All we had to do was return to Victoria and sell a home that we had owned for less than a year in a declining market. Needless to say, that happened. Everything worked in our favour. We sold our house, put our three dogs in a rented RV and drove across the country to our waiting home.
We arrived in early May to see the new leaves, a delicate shade of green, sprouting on the maples on our front lawn. It was our first Ontario spring in many, many years and we loved it. We lived through a hot, humid and mosquito filled Ontario summer that found us, most days, on Graham Lake in our little fishing boat and loving it. We knew it was summer because the maple trees were so full of leaves we couldn’t see through them.
Fall came and the leaves turned their glorious shades of gold and burgundy, the mosquitoes left us and a slight chill in the air took the place of the humidity. It was wonderfully beautiful and we loved it too.

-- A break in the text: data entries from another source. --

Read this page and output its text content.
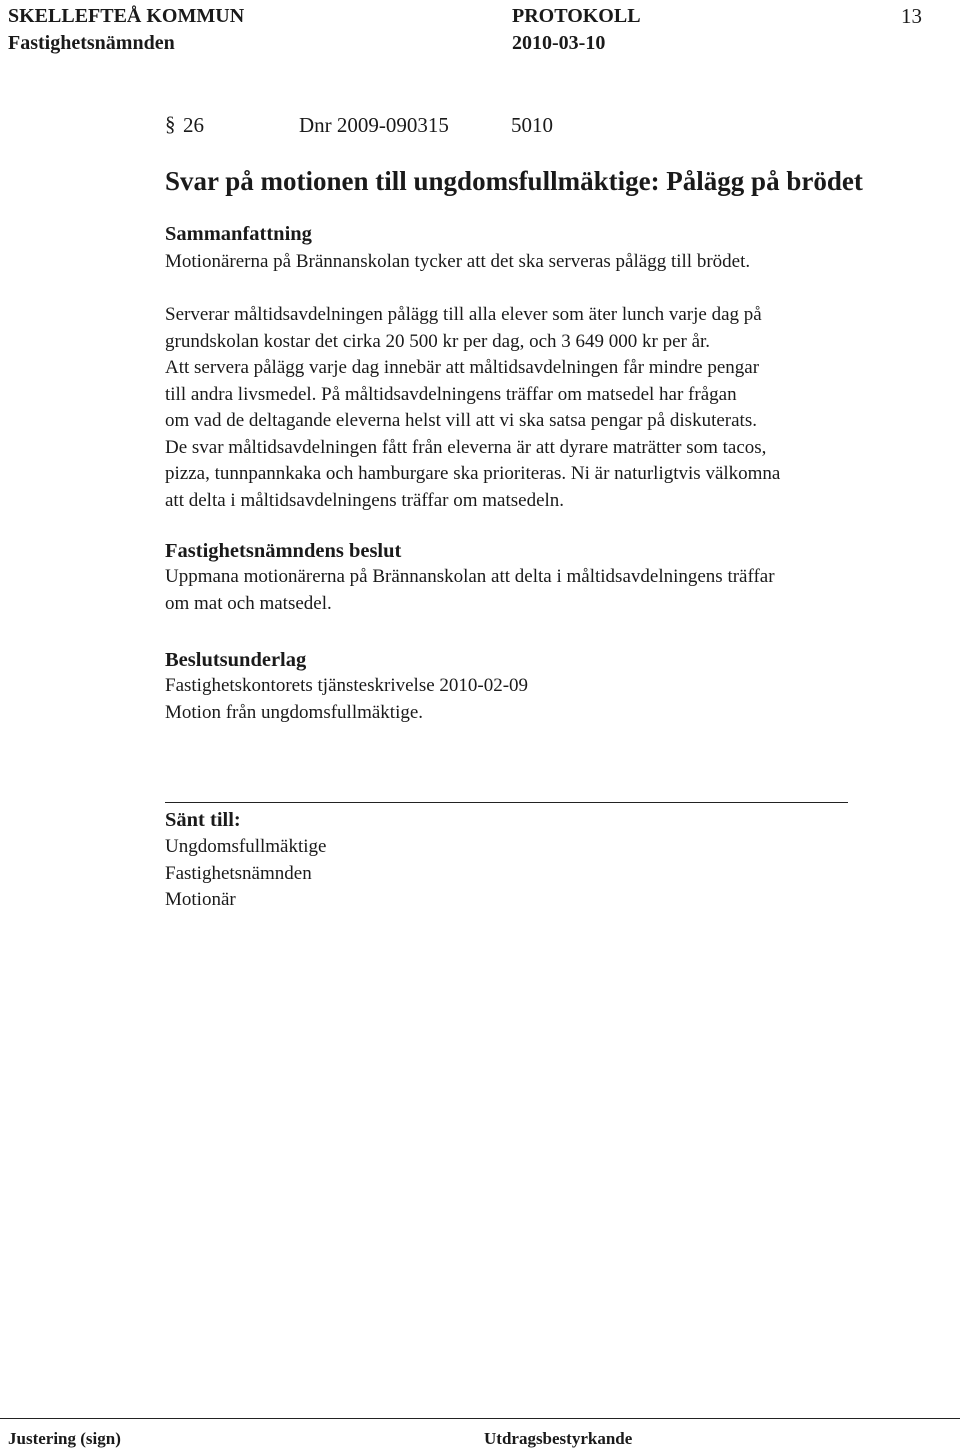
SKELLEFTEÅ KOMMUN	PROTOKOLL	13
Fastighetsnämnden	2010-03-10
§ 26	Dnr 2009-090315	5010
Svar på motionen till ungdomsfullmäktige: Pålägg på brödet
Sammanfattning
Motionärerna på Brännanskolan tycker att det ska serveras pålägg till brödet.
Serverar måltidsavdelningen pålägg till alla elever som äter lunch varje dag på
grundskolan kostar det cirka 20 500 kr per dag, och 3 649 000 kr per år.
Att servera pålägg varje dag innebär att måltidsavdelningen får mindre pengar
till andra livsmedel. På måltidsavdelningens träffar om matsedel har frågan
om vad de deltagande eleverna helst vill att vi ska satsa pengar på diskuterats.
De svar måltidsavdelningen fått från eleverna är att dyrare maträtter som tacos,
pizza, tunnpannkaka och hamburgare ska prioriteras. Ni är naturligtvis välkomna
att delta i måltidsavdelningens träffar om matsedeln.
Fastighetsnämndens beslut
Uppmana motionärerna på Brännanskolan att delta i måltidsavdelningens träffar
om mat och matsedel.
Beslutsunderlag
Fastighetskontorets tjänsteskrivelse 2010-02-09
Motion från ungdomsfullmäktige.
Sänt till:
Ungdomsfullmäktige
Fastighetsnämnden
Motionär
Justering (sign)	Utdragsbestyrkande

Winter came and brought the snow - something neither of us had experienced in over twenty years. The leaves dropped and we could see clear across the fields to the lake beyond. We got ourselves some cross country skiis, bundled up, and slid across the new snow, the dogs running behind. We loved that too.

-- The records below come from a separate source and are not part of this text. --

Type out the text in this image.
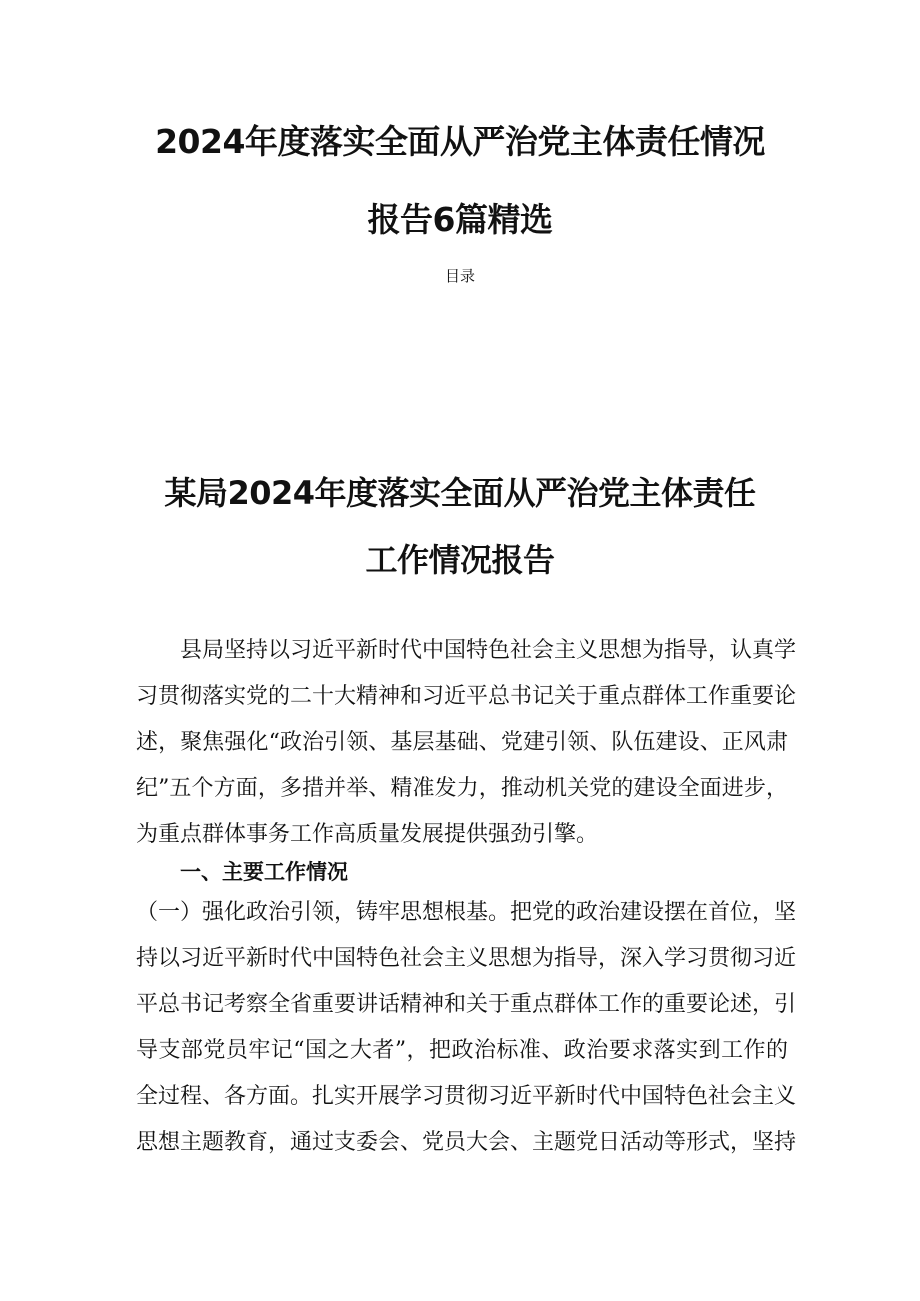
2024年度落实全面从严治党主体责任情况
报告6篇精选
目录
某局2024年度落实全面从严治党主体责任
工作情况报告
县局坚持以习近平新时代中国特色社会主义思想为指导，认真学
习贯彻落实党的二十大精神和习近平总书记关于重点群体工作重要论
述，聚焦强化“政治引领、基层基础、党建引领、队伍建设、正风肃
纪”五个方面，多措并举、精准发力，推动机关党的建设全面进步，
为重点群体事务工作高质量发展提供强劲引擎。
一、主要工作情况
（一）强化政治引领，铸牢思想根基。把党的政治建设摆在首位，坚
持以习近平新时代中国特色社会主义思想为指导，深入学习贯彻习近
平总书记考察全省重要讲话精神和关于重点群体工作的重要论述，引
导支部党员牢记“国之大者”，把政治标准、政治要求落实到工作的
全过程、各方面。扎实开展学习贯彻习近平新时代中国特色社会主义
思想主题教育，通过支委会、党员大会、主题党日活动等形式，坚持
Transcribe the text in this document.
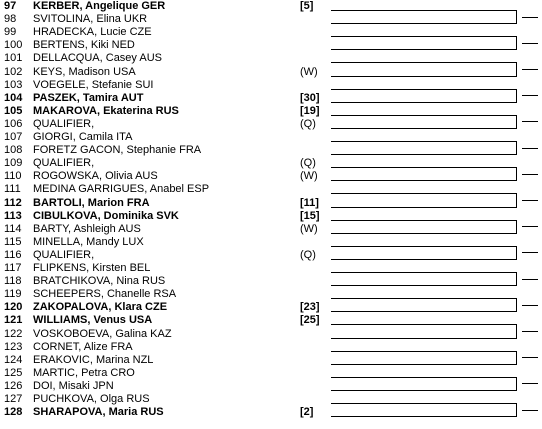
97 KERBER, Angelique GER	[5]
98 SVITOLINA, Elina UKR
99 HRADECKA, Lucie CZE
100 BERTENS, Kiki NED
101 DELLACQUA, Casey AUS
102 KEYS, Madison USA	(W)
103 VOEGELE, Stefanie SUI
104 PASZEK, Tamira AUT	[30]
105 MAKAROVA, Ekaterina RUS	[19]
106 QUALIFIER,	(Q)
107 GIORGI, Camila ITA
108 FORETZ GACON, Stephanie FRA
109 QUALIFIER,	(Q)
110 ROGOWSKA, Olivia AUS	(W)
111 MEDINA GARRIGUES, Anabel ESP
112 BARTOLI, Marion FRA	[11]
113 CIBULKOVA, Dominika SVK	[15]
114 BARTY, Ashleigh AUS	(W)
115 MINELLA, Mandy LUX
116 QUALIFIER,	(Q)
117 FLIPKENS, Kirsten BEL
118 BRATCHIKOVA, Nina RUS
119 SCHEEPERS, Chanelle RSA
120 ZAKOPALOVA, Klara CZE	[23]
121 WILLIAMS, Venus USA	[25]
122 VOSKOBOEVA, Galina KAZ
123 CORNET, Alize FRA
124 ERAKOVIC, Marina NZL
125 MARTIC, Petra CRO
126 DOI, Misaki JPN
127 PUCHKOVA, Olga RUS
128 SHARAPOVA, Maria RUS	[2]
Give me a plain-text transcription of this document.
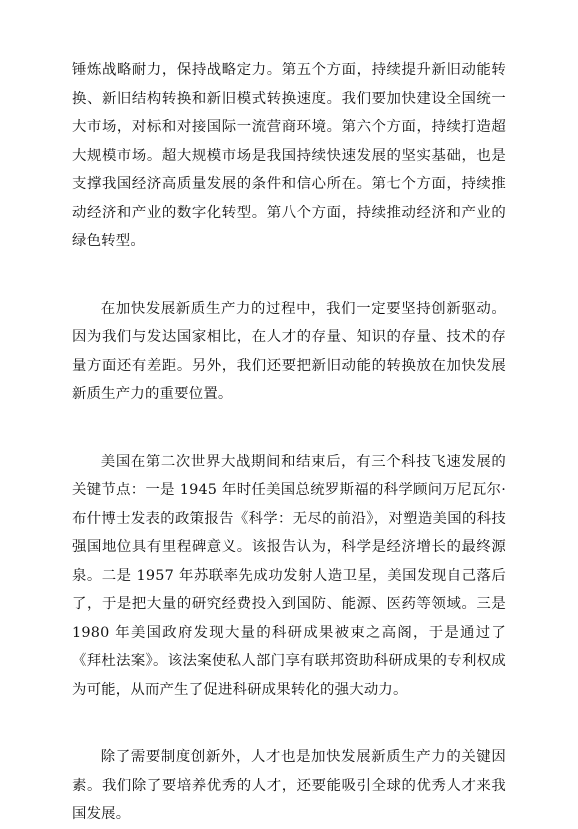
锤炼战略耐力，保持战略定力。第五个方面，持续提升新旧动能转换、新旧结构转换和新旧模式转换速度。我们要加快建设全国统一大市场，对标和对接国际一流营商环境。第六个方面，持续打造超大规模市场。超大规模市场是我国持续快速发展的坚实基础，也是支撑我国经济高质量发展的条件和信心所在。第七个方面，持续推动经济和产业的数字化转型。第八个方面，持续推动经济和产业的绿色转型。

在加快发展新质生产力的过程中，我们一定要坚持创新驱动。因为我们与发达国家相比，在人才的存量、知识的存量、技术的存量方面还有差距。另外，我们还要把新旧动能的转换放在加快发展新质生产力的重要位置。

美国在第二次世界大战期间和结束后，有三个科技飞速发展的关键节点：一是 1945 年时任美国总统罗斯福的科学顾问万尼瓦尔·布什博士发表的政策报告《科学：无尽的前沿》，对塑造美国的科技强国地位具有里程碑意义。该报告认为，科学是经济增长的最终源泉。二是 1957 年苏联率先成功发射人造卫星，美国发现自己落后了，于是把大量的研究经费投入到国防、能源、医药等领域。三是 1980 年美国政府发现大量的科研成果被束之高阁，于是通过了《拜杜法案》。该法案使私人部门享有联邦资助科研成果的专利权成为可能，从而产生了促进科研成果转化的强大动力。

除了需要制度创新外，人才也是加快发展新质生产力的关键因素。我们除了要培养优秀的人才，还要能吸引全球的优秀人才来我国发展。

We go into Brockville to the ‘new’ areas - where the big box stores are and marvel at how we lived in Brockville without them. We go downtown and point to the storefronts and remember “that used to be Walkers” or “that was the Beamish store” and marvel at how it is all so different and yet all so much the same.
People on Vancouver Island thought we were crazy to leave what they considered to be paradise on earth. The mountains, the ocean, all so close, all at your fingertips. But to us this is paradise. While driving along the TransCanada Highway, our huge beautiful country passing by, we were in awe. Each place we passed had its own particular kind of beauty. We passed through the magnificent mountains of British Columbia; the understated expanse of the prairies, stretching out, unblemished as far as the eye can see; the ruggedness of Manitoba and northern Ontario filled with lakes and forests. Coming into the home stretch we saw the familiar beauty of this area; limestone cliffs, rolling farm lands, charming little towns. When we reached Brockville, there it was, the magnificent St. Lawrence River stretching out before us, the landmark that is Brockville. We knew we were home. We’ve been here for nine months now and have not looked back.